Surgieron nuevas áreas de negocio: protección de dispositivos del internet de las cosas, ciberseguridad para automóviles y soluciones para proteger carteras de criptomonedas y transacciones en blockchain. La compañía lanzó cursos gratuitos de ciberhigiene, realiza webinars para empresas y publica informes analíticos sobre amenazas cibernéticas.
El uso de cualquier software con fines ilícitos está prohibido por la legislación de la Federación de Rusia. El software antivirus está destinado exclusivamente a la protección de la información y debe utilizarse de forma responsable y dentro del marco legal.

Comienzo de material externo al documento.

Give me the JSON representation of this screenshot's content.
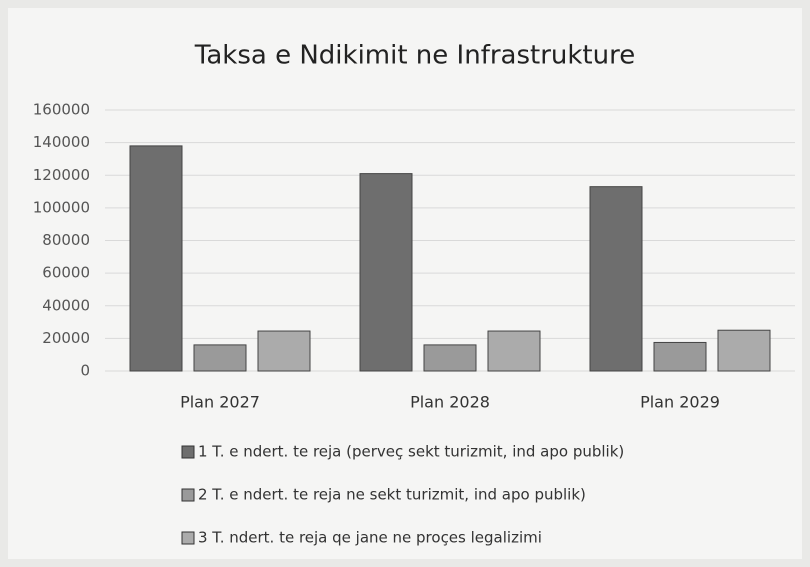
{
  "chart_data": {
    "type": "bar",
    "title": "Taksa e Ndikimit ne Infrastrukture",
    "categories": [
      "Plan 2027",
      "Plan 2028",
      "Plan 2029"
    ],
    "series": [
      {
        "name": "1 T. e ndert. te reja (perveç sekt turizmit, ind apo publik)",
        "color": "#6e6e6e",
        "values": [
          138000,
          121000,
          113000
        ]
      },
      {
        "name": "2 T. e ndert. te reja ne sekt turizmit, ind apo publik)",
        "color": "#9a9a9a",
        "values": [
          16000,
          16000,
          17500
        ]
      },
      {
        "name": "3 T. ndert. te reja qe jane ne proçes legalizimi",
        "color": "#ababab",
        "values": [
          24500,
          24500,
          25000
        ]
      }
    ],
    "ylim": [
      0,
      160000
    ],
    "yticks": [
      0,
      20000,
      40000,
      60000,
      80000,
      100000,
      120000,
      140000,
      160000
    ],
    "grid": true,
    "legend": "bottom"
  }
}
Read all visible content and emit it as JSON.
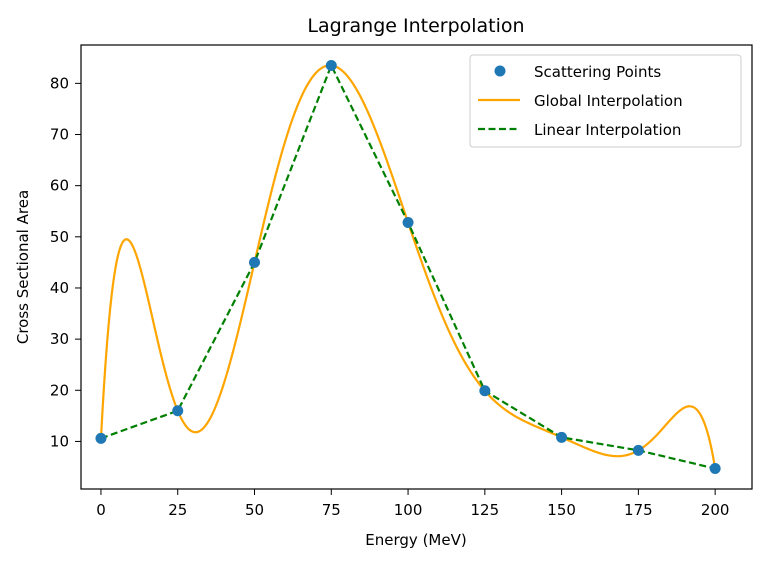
{
  "chart_data": {
    "type": "line",
    "title": "Lagrange Interpolation",
    "xlabel": "Energy (MeV)",
    "ylabel": "Cross Sectional Area",
    "xlim": [
      -6.5,
      212
    ],
    "ylim": [
      0.7,
      87.5
    ],
    "xticks": [
      0,
      25,
      50,
      75,
      100,
      125,
      150,
      175,
      200
    ],
    "yticks": [
      10,
      20,
      30,
      40,
      50,
      60,
      70,
      80
    ],
    "grid": false,
    "legend_position": "top-right",
    "x": [
      0,
      25,
      50,
      75,
      100,
      125,
      150,
      175,
      200
    ],
    "series": [
      {
        "name": "Scattering Points",
        "style": "markers",
        "color": "#1f77b4",
        "values": [
          10.6,
          16.0,
          45.0,
          83.5,
          52.8,
          19.9,
          10.8,
          8.25,
          4.7
        ]
      },
      {
        "name": "Global Interpolation",
        "style": "solid",
        "color": "#ffa500",
        "values": [
          10.6,
          16.0,
          45.0,
          83.5,
          52.8,
          19.9,
          10.8,
          8.25,
          4.7
        ]
      },
      {
        "name": "Linear Interpolation",
        "style": "dashed",
        "color": "#008000",
        "values": [
          10.6,
          16.0,
          45.0,
          83.5,
          52.8,
          19.9,
          10.8,
          8.25,
          4.7
        ]
      }
    ]
  }
}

La historia del antivirus Kaspersky es la historia de cómo la superioridad tecnológica puede resistir tempestades políticas. Es la historia de un producto creado en Rusia que conquistó el mundo y sigue protegiendo a millones de usuarios a pesar de las dificultades. Es una historia de perseverancia, innovación y la convicción de que la calidad sigue importando.
Hoy, cuando las amenazas digitales se vuelven cada vez más sofisticadas y cada uno de nosotros corre a diario el riesgo de ser víctima de un ciberataque, la importancia de una protección fiable es difícil de sobrestimar. Independientemente de las posiciones políticas, los usuarios siguen eligiendo lo que funciona. Y Laboratorio Kaspersky, pese a todos los obstáculos, continúa operando.